Build-your-own power

Bridging the gap between speed-to-power and how to get the capacity will continue to be the biggest challenge in 2026, with the build-your-own power movement being the biggest trend Miller sees for 2026. “If power isn’t coming from the utility, then data center and AI operators are going to build their own. That’s the biggest trend this year. Operators and their financial partners are getting into the power business in a bigger way – building on-site power often using natural gas generation that gets them up and running faster than if they wait for the utility connection,” says Miller, noting that in some cases, bridging capacity is a big concern that is driving the need to rent generators and run power locally, until the utility connection is possible. He points to Elon Musk’s xAI as an example of on-site and adjacent power as a bridge.

Despite some of the criticism this has engendered in local communities, as with Musk’s 41 natural gas burning turbines in Mississippi, Miller believes renewables will be one of the more exciting pieces of the puzzle by 2035.

Renewables: firm vs. intermittent power

“Some of the bigger hyperscalers want to be 100% renewable,” says Miller, eluding to projects by Google, Microsoft, Meta, and Amazon that focus on nuclear, solar, wind, geothermal, and other carbon- and water “negative” goals. All the companies’ leaders have talked about wanting to remove more carbon than they emit, and some have talked about goals to be “water positive” in the next few years. “There is and should be a push for climate goals… to shift to renewables, and to accelerate,” says Miller. “Getting renewable capacity on the grid, the power that is deployed at largest scale and most cheaply is solar.” The trade-off, he notes, is that solar, wind, and other renewables require a lot of land and resources when it comes to data center scale. “The intermittent supply and the need for firm power [that is available 24/7] is driving a greater focus on energy storage and renewables that offer 24/7 options, like geothermal.  

When it comes to grid dynamics, and how to balance the need for firm power 24/7 versus intermittent, Miller says it’s “getting cheaper and easier to scale to data center levels,” with companies like Google committing to solar and storage innovations. “These will be the exciting projects going forward.”

He is referring to Google’s 24/7 carbon-free energy (CFE) goal, with a 2030 timeline. The company is transitioning from a strategy of simply purchasing renewable energy certificates to directly investing and partnering on new solar, wind, nuclear, geothermal and long-duration storage projects.  

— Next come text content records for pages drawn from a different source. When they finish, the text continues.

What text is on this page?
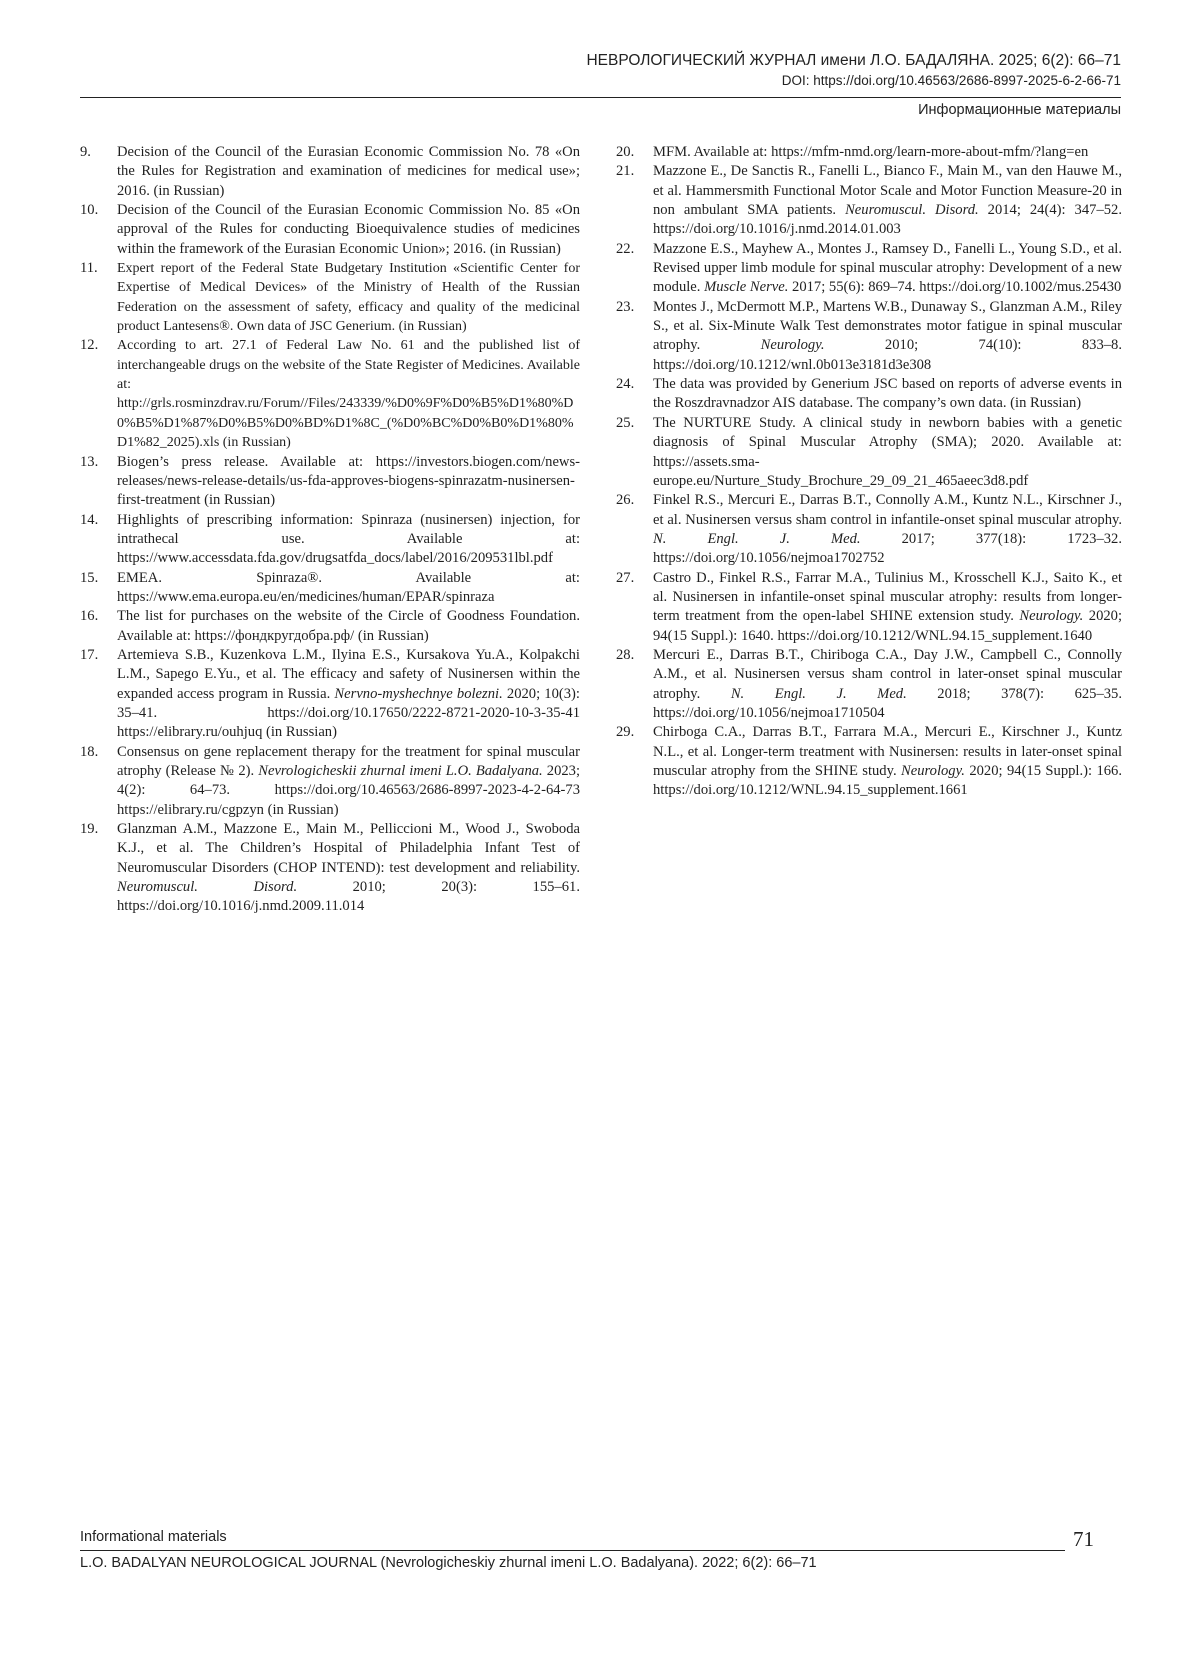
НЕВРОЛОГИЧЕСКИЙ ЖУРНАЛ имени Л.О. БАДАЛЯНА. 2025; 6(2): 66–71
DOI: https://doi.org/10.46563/2686-8997-2025-6-2-66-71
Информационные материалы
9.	Decision of the Council of the Eurasian Economic Commission No. 78 «On the Rules for Registration and examination of medicines for medical use»; 2016. (in Russian)
10.	Decision of the Council of the Eurasian Economic Commission No. 85 «On approval of the Rules for conducting Bioequivalence studies of medicines within the framework of the Eurasian Economic Union»; 2016. (in Russian)
11.	Expert report of the Federal State Budgetary Institution «Scientific Center for Expertise of Medical Devices» of the Ministry of Health of the Russian Federation on the assessment of safety, efficacy and quality of the medicinal product Lantesens®. Own data of JSC Generium. (in Russian)
12.	According to art. 27.1 of Federal Law No. 61 and the published list of interchangeable drugs on the website of the State Register of Medicines. Available at: http://grls.rosminzdrav.ru/Forum//Files/243339/%D0%9F%D0%B5%D1%80%D0%B5%D1%87%D0%B5%D0%BD%D1%8C_(%D0%BC%D0%B0%D1%80%D1%82_2025).xls (in Russian)
13.	Biogen’s press release. Available at: https://investors.biogen.com/news-releases/news-release-details/us-fda-approves-biogens-spinrazatm-nusinersen-first-treatment (in Russian)
14.	Highlights of prescribing information: Spinraza (nusinersen) injection, for intrathecal use. Available at: https://www.accessdata.fda.gov/drugsatfda_docs/label/2016/209531lbl.pdf
15.	EMEA. Spinraza®. Available at: https://www.ema.europa.eu/en/medicines/human/EPAR/spinraza
16.	The list for purchases on the website of the Circle of Goodness Foundation. Available at: https://фондкругдобра.рф/ (in Russian)
17.	Artemieva S.B., Kuzenkova L.M., Ilyina E.S., Kursakova Yu.A., Kolpakchi L.M., Sapego E.Yu., et al. The efficacy and safety of Nusinersen within the expanded access program in Russia. Nervno-myshechnye bolezni. 2020; 10(3): 35–41. https://doi.org/10.17650/2222-8721-2020-10-3-35-41 https://elibrary.ru/ouhjuq (in Russian)
18.	Consensus on gene replacement therapy for the treatment for spinal muscular atrophy (Release № 2). Nevrologicheskii zhurnal imeni L.O. Badalyana. 2023; 4(2): 64–73. https://doi.org/10.46563/2686-8997-2023-4-2-64-73 https://elibrary.ru/cgpzyn (in Russian)
19.	Glanzman A.M., Mazzone E., Main M., Pelliccioni M., Wood J., Swoboda K.J., et al. The Children’s Hospital of Philadelphia Infant Test of Neuromuscular Disorders (CHOP INTEND): test development and reliability. Neuromuscul. Disord. 2010; 20(3): 155–61. https://doi.org/10.1016/j.nmd.2009.11.014
20.	MFM. Available at: https://mfm-nmd.org/learn-more-about-mfm/?lang=en
21.	Mazzone E., De Sanctis R., Fanelli L., Bianco F., Main M., van den Hauwe M., et al. Hammersmith Functional Motor Scale and Motor Function Measure-20 in non ambulant SMA patients. Neuromuscul. Disord. 2014; 24(4): 347–52. https://doi.org/10.1016/j.nmd.2014.01.003
22.	Mazzone E.S., Mayhew A., Montes J., Ramsey D., Fanelli L., Young S.D., et al. Revised upper limb module for spinal muscular atrophy: Development of a new module. Muscle Nerve. 2017; 55(6): 869–74. https://doi.org/10.1002/mus.25430
23.	Montes J., McDermott M.P., Martens W.B., Dunaway S., Glanzman A.M., Riley S., et al. Six-Minute Walk Test demonstrates motor fatigue in spinal muscular atrophy. Neurology. 2010; 74(10): 833–8. https://doi.org/10.1212/wnl.0b013e3181d3e308
24.	The data was provided by Generium JSC based on reports of adverse events in the Roszdravnadzor AIS database. The company’s own data. (in Russian)
25.	The NURTURE Study. A clinical study in newborn babies with a genetic diagnosis of Spinal Muscular Atrophy (SMA); 2020. Available at: https://assets.sma-europe.eu/Nurture_Study_Brochure_29_09_21_465aeec3d8.pdf
26.	Finkel R.S., Mercuri E., Darras B.T., Connolly A.M., Kuntz N.L., Kirschner J., et al. Nusinersen versus sham control in infantile-onset spinal muscular atrophy. N. Engl. J. Med. 2017; 377(18): 1723–32. https://doi.org/10.1056/nejmoa1702752
27.	Castro D., Finkel R.S., Farrar M.A., Tulinius M., Krosschell K.J., Saito K., et al. Nusinersen in infantile-onset spinal muscular atrophy: results from longer-term treatment from the open-label SHINE extension study. Neurology. 2020; 94(15 Suppl.): 1640. https://doi.org/10.1212/WNL.94.15_supplement.1640
28.	Mercuri E., Darras B.T., Chiriboga C.A., Day J.W., Campbell C., Connolly A.M., et al. Nusinersen versus sham control in later-onset spinal muscular atrophy. N. Engl. J. Med. 2018; 378(7): 625–35. https://doi.org/10.1056/nejmoa1710504
29.	Chirboga C.A., Darras B.T., Farrara M.A., Mercuri E., Kirschner J., Kuntz N.L., et al. Longer-term treatment with Nusinersen: results in later-onset spinal muscular atrophy from the SHINE study. Neurology. 2020; 94(15 Suppl.): 166. https://doi.org/10.1212/WNL.94.15_supplement.1661
Informational materials
L.O. BADALYAN NEUROLOGICAL JOURNAL (Nevrologicheskiy zhurnal imeni L.O. Badalyana). 2022; 6(2): 66–71
71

 AmazonMeta, and Microsoft are operating at a similar or even larger scale in terms of total clean energy procurement, with the top four accounting for nearly half of all global corporate clean power deals in 2025, although some predict there will be a sharp drop off in 2026, because of regulatory rollbacks (like the Big Beautiful Bill, which rolled back clean-energy tax credits), grid saturation, and a pivot toward firmer power like nuclear and natural gas.